Happy birthday to Count András Hadik de Futak or Andreas Reichsgraf Hadik von Futak if you want to be all German about it.  He was a Habsburg army general and would certainly have got a shout out last year if it weren't for the fact that he had the misfortune to share a birthdate with Prince Eugene of Savoy.  Saying Hadik was a Habsburg general is a convenient way of avoiding assigning him a nationality.  He was born in Slovakia which was then part of the Kingdom of Hungary which was then part of the Austrian empire which didn't exist although there was an Austrian emperor but neither Slovakia nor Hungary were part of the empire that he did rule.  I hope that makes everything clear.

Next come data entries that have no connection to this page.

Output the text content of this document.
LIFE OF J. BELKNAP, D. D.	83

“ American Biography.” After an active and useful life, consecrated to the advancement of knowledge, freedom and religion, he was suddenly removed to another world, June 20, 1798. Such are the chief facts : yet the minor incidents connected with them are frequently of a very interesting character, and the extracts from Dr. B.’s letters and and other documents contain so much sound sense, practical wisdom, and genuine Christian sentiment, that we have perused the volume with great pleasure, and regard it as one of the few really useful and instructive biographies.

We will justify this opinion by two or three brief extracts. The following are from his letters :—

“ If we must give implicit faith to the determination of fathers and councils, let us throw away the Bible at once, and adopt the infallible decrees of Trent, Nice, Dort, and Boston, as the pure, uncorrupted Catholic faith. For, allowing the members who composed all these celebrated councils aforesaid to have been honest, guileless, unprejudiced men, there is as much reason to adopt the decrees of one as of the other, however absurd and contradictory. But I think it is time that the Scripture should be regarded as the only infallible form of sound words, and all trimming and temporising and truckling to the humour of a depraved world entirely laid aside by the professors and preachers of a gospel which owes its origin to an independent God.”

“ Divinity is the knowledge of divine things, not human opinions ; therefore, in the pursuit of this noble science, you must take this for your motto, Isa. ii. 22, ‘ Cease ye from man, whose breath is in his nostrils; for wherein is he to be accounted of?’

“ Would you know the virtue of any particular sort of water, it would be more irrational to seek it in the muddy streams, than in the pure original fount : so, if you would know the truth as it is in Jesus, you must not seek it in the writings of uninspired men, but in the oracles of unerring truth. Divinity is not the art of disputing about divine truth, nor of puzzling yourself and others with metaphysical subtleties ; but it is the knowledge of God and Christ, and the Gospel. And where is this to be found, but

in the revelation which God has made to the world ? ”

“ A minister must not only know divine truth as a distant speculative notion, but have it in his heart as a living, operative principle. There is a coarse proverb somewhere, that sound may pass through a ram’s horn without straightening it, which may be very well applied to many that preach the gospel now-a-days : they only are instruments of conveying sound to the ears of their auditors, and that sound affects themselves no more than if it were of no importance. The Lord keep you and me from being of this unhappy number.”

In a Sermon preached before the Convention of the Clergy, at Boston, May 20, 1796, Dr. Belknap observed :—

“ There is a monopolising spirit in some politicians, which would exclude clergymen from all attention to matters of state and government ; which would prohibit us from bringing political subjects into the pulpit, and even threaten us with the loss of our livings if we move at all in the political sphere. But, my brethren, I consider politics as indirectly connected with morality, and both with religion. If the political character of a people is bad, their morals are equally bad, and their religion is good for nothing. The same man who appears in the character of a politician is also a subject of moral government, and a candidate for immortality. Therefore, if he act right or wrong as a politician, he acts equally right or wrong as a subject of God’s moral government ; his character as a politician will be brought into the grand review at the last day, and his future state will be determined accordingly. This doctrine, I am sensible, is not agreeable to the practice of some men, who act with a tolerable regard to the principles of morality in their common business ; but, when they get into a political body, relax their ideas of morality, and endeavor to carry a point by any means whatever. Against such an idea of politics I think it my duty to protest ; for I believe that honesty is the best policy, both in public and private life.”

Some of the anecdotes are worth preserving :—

Hadik joined the army, specifically a Hungarian hussar regiment at the age of 21 (rather old to go for a soldier in those days) and served in a series of the Habsburg's typically mismanaged wars.  He personally managed to distinguish himself and rose higher in rank until he entered the Seven Years War (with Prussia mostly) as a corps commander.  He proved to be excellent at what was referred to as "small war", what we would nowadays call a combination of guerilla actions and special forces operations.  With his hussars at his back he raided outposts, bushwacked messengers, cut up supply lines and generally made a thorough nuisance of himself.  Strangely for such a stodgy, by the book empire the Habsburg monarchy was well known as being particularly good at this "small war" (big war, not so good).  The Habsburgs achieved this by recruiting the most recalcitrant of their far flung subjects and saying something along the lines of, "that stuff you've been doing to us.  We'll pay you to do it to other people."

Hadik's greatest moment of glory came when Frederick the Great of Prussia marched his army south to do battle with the Habsburg forces.  Hadik snuck around behind him and led five thousand hussars on a raid on Berlin.  Having extorted a ransom of 200,000 thalers for not burning the place to the ground he made a clean getaway.  High decorations and a promotion to lieutenant field marshall followed and apparently Frederick the Great was so embarrassed by the action that he refused to speak to Hadik even after peace had been made.  There is a military barracks in Slovakia named after him.

The information on this blog entry was provided from a combination of books I have on the Seven Years War, wikipedia and a rather disturbing Hungarian white supremacist site I stumbled over by accident while researching him.